Depuis le 2 août, ChatGPT, Gemini, Claude et les autres grands modèles d'IA sont légalement tenus d'étiqueter tout ce qu'ils génèrent pour les utilisateurs californiens. La loi Senate Bill 942, amendée par l'AB 853, est entrée en vigueur à une date choisie délibérément pour coïncider avec le jour où l'Union européenne commence à appliquer ses propres règles de transparence sur les systèmes d'IA à haut risque.

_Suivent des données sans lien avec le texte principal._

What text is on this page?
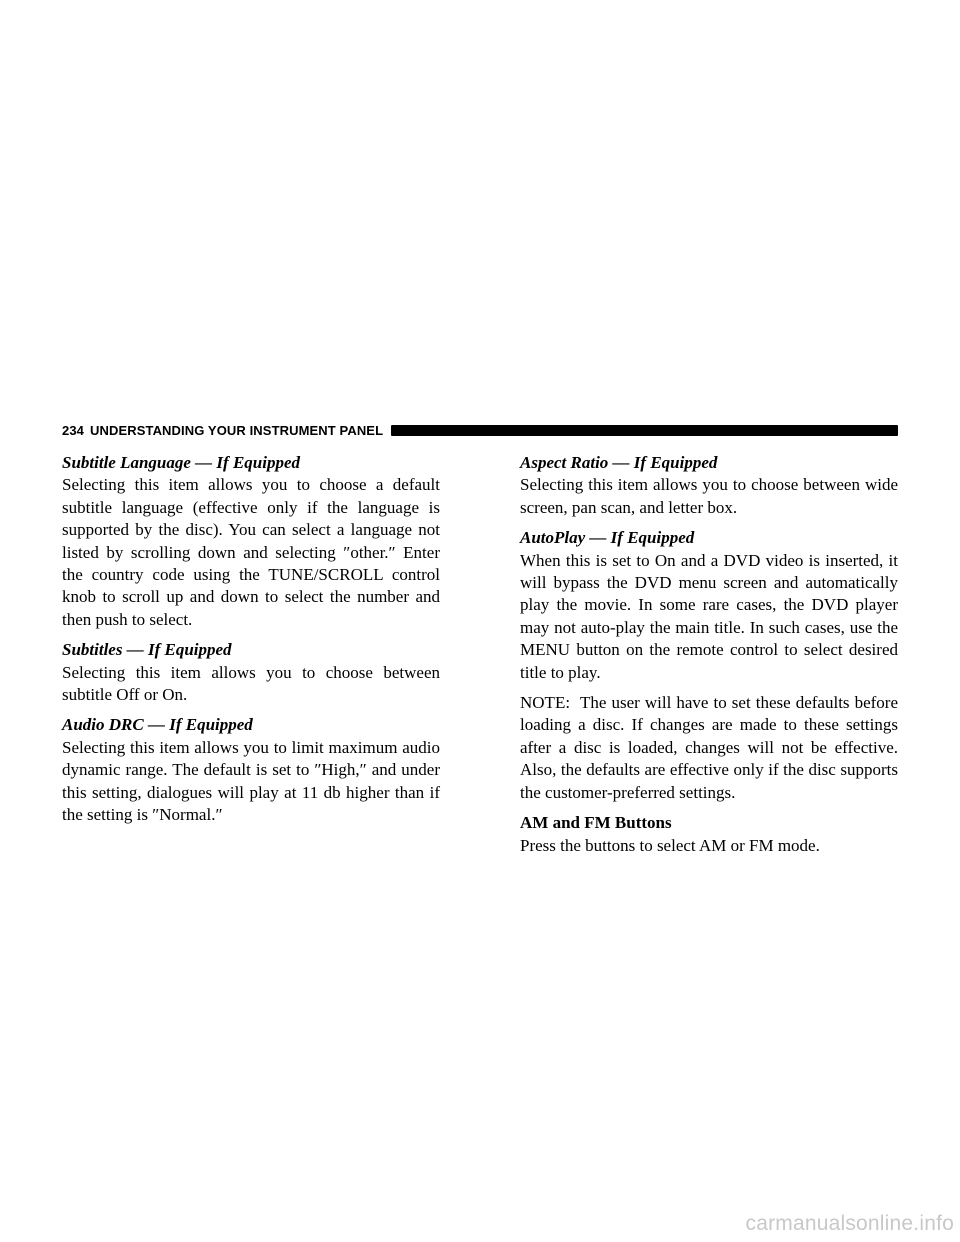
234 UNDERSTANDING YOUR INSTRUMENT PANEL
Subtitle Language — If Equipped
Selecting this item allows you to choose a default subtitle language (effective only if the language is supported by the disc). You can select a language not listed by scrolling down and selecting ″other.″ Enter the country code using the TUNE/SCROLL control knob to scroll up and down to select the number and then push to select.
Subtitles — If Equipped
Selecting this item allows you to choose between subtitle Off or On.
Audio DRC — If Equipped
Selecting this item allows you to limit maximum audio dynamic range. The default is set to ″High,″ and under this setting, dialogues will play at 11 db higher than if the setting is ″Normal.″
Aspect Ratio — If Equipped
Selecting this item allows you to choose between wide screen, pan scan, and letter box.
AutoPlay — If Equipped
When this is set to On and a DVD video is inserted, it will bypass the DVD menu screen and automatically play the movie. In some rare cases, the DVD player may not auto-play the main title. In such cases, use the MENU button on the remote control to select desired title to play.

NOTE: The user will have to set these defaults before loading a disc. If changes are made to these settings after a disc is loaded, changes will not be effective. Also, the defaults are effective only if the disc supports the customer-preferred settings.

AM and FM Buttons
Press the buttons to select AM or FM mode.
carmanualsonline.info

La règle vise tout service d'IA générative comptant plus d'un million d'utilisateurs en Californie — ce qui couvre en pratique toute l'industrie majeure : OpenAI, Google, Meta, Anthropic, xAI et Microsoft. Les fournisseurs doivent désormais remplir trois obligations. Proposer au public un outil gratuit permettant de vérifier l'origine d'un fichier. Permettre à l'utilisateur d'ajouter une mention visible sur une image, une vidéo ou un audio généré. Et intégrer des métadonnées cachées dans le fichier lui-même : nom du fournisseur, version du système, horodatage de création, identifiant unique. Les entreprises qui se contentent de louer le modèle d'un tiers ne peuvent pas non plus contourner la règle : l'obligation leur est aussi transmise.
L'étiquette doit être visible et, selon le texte même de la loi, « extrêmement difficile à retirer ». Chaque infraction coûte 5 000 dollars, et chaque jour de non-conformité compte comme une infraction distincte, si bien que la note grimpe vite. Le sénateur Josh Becker, auteur du texte, résume l'urgence sans détour : les fausses vidéos de responsables politiques coûtent déjà des milliards de dollars par an aux Américains, et distinguer le vrai du généré deviendra encore plus difficile à l'approche des élections.
Ce n'est que la première étape. Dès janvier 2027, les grandes plateformes sociales et les services d'hébergement de modèles d'IA comptant plus de deux millions d'utilisateurs devront détecter le contenu généré par IA et en montrer l'origine aux utilisateurs. À partir de 2028, les fabricants d'appareils photo et de microphones devront intégrer cette même capacité de divulgation directement dans les appareils d'enregistrement.
Le point faible de la loi, c'est son application. La Californie n'a pas d'agence dédiée pour scanner des millions de fichiers à la recherche de filigranes cachés : le mécanisme se déclenche par plainte ou par voie judiciaire. OpenAI, Google et Anthropic avaient déjà publié une documentation technique similaire au titre d'une autre loi californienne, l'AB 2013, mais aucune n'a encore précisé sa mise en conformité avec la SB 942. Au niveau fédéral, il n'existe toujours aucune obligation d'étiquetage de l'IA, si bien que pour les quarante-neuf autres États, la transparence reste une démarche volontaire des entreprises.